Better Days
3 Capítulo 3
Quando Darcy chegou para a reunião com Julieta, alguns dias depois, foi tomado pela surpresa. Esperava encontrar aquela mulher séria, enlutada, que não tinha tempo ou paciência para conversas sobre a vida. Em seu lugar estava alguém muito mais jovem, com cores claras e uma aliança brilhante em seu dedo.
Recebeu Darcy com um abraço e um sorriso, antes de convidá-lo para entrar, e como em quase todas as suas reuniões, apresentar a ele uma mesa lotada de quitutes. Darcy salivou apenas em pensar em todas as combinações de sabores que estavam diante dele, e mesmo surpreso aceitou de bom grado o convite da Rainha do Café.

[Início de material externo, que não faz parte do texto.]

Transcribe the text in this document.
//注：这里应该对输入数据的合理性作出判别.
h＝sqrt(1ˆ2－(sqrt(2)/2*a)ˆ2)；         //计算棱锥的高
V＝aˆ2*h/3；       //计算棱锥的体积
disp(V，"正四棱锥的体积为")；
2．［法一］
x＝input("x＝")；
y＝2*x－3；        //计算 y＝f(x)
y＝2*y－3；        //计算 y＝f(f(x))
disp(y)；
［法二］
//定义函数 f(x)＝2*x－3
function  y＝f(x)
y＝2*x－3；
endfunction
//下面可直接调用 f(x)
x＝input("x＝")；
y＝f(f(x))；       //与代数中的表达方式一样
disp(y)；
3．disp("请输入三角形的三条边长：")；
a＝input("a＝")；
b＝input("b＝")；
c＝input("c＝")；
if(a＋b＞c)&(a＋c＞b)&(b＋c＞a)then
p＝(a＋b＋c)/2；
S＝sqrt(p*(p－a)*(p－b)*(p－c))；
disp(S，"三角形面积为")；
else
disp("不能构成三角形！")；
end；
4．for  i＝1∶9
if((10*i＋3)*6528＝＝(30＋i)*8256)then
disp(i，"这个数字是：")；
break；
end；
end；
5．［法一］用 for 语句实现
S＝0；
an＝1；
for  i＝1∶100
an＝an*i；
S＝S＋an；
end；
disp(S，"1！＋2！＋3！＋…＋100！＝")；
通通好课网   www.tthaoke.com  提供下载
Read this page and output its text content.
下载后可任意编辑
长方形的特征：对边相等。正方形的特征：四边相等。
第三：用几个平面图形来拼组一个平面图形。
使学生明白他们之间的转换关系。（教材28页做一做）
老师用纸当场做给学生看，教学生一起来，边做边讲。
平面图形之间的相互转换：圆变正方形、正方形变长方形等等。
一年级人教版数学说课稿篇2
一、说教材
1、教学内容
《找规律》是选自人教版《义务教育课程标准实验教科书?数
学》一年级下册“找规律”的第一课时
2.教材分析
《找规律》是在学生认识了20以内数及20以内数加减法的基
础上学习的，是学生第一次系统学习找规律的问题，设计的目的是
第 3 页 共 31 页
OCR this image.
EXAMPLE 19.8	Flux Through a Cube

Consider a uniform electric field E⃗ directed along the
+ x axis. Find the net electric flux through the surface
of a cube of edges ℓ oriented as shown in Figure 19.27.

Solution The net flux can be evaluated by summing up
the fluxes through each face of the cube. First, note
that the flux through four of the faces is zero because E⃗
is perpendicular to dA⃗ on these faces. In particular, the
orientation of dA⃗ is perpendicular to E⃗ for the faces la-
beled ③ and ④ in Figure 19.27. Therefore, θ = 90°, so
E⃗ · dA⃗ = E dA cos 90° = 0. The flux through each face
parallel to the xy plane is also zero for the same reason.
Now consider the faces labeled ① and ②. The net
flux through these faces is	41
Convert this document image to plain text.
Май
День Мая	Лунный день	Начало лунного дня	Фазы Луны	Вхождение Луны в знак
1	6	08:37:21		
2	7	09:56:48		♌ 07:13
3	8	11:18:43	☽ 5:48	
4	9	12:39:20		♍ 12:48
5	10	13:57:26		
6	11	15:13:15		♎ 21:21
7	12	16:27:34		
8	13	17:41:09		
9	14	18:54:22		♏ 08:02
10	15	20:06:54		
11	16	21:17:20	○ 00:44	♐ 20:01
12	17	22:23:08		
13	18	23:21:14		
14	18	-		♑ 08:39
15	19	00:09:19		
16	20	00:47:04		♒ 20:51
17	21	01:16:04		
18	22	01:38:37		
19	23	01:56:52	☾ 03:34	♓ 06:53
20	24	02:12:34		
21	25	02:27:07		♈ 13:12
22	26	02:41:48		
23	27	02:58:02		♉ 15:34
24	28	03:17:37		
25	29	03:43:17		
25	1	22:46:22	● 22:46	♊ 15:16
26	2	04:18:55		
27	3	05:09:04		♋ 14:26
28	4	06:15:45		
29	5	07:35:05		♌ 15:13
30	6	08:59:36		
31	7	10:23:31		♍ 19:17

— Me desculpe por recebe-lo apenas agora. – ela sorriu. – Já estou na cidade há alguns dias, mas estava com muita saudade de minha família. Lembra-se de meu filho, Camilo?
— É claro. Fomos colegas em algumas cadeiras. Nunca mais o vi, está agora no Vale do Café? – perguntou, genuinamente curioso.
Ele e Camilo nunca chegaram a ser grandes amigos, mas tinham uma relação cordial. Se sua memória não falhava, voltara ao Brasil na mesma época que Darcy retornara à Europa. Mas, pelo que recordava-se do rapaz, não diria que era um homem do campo.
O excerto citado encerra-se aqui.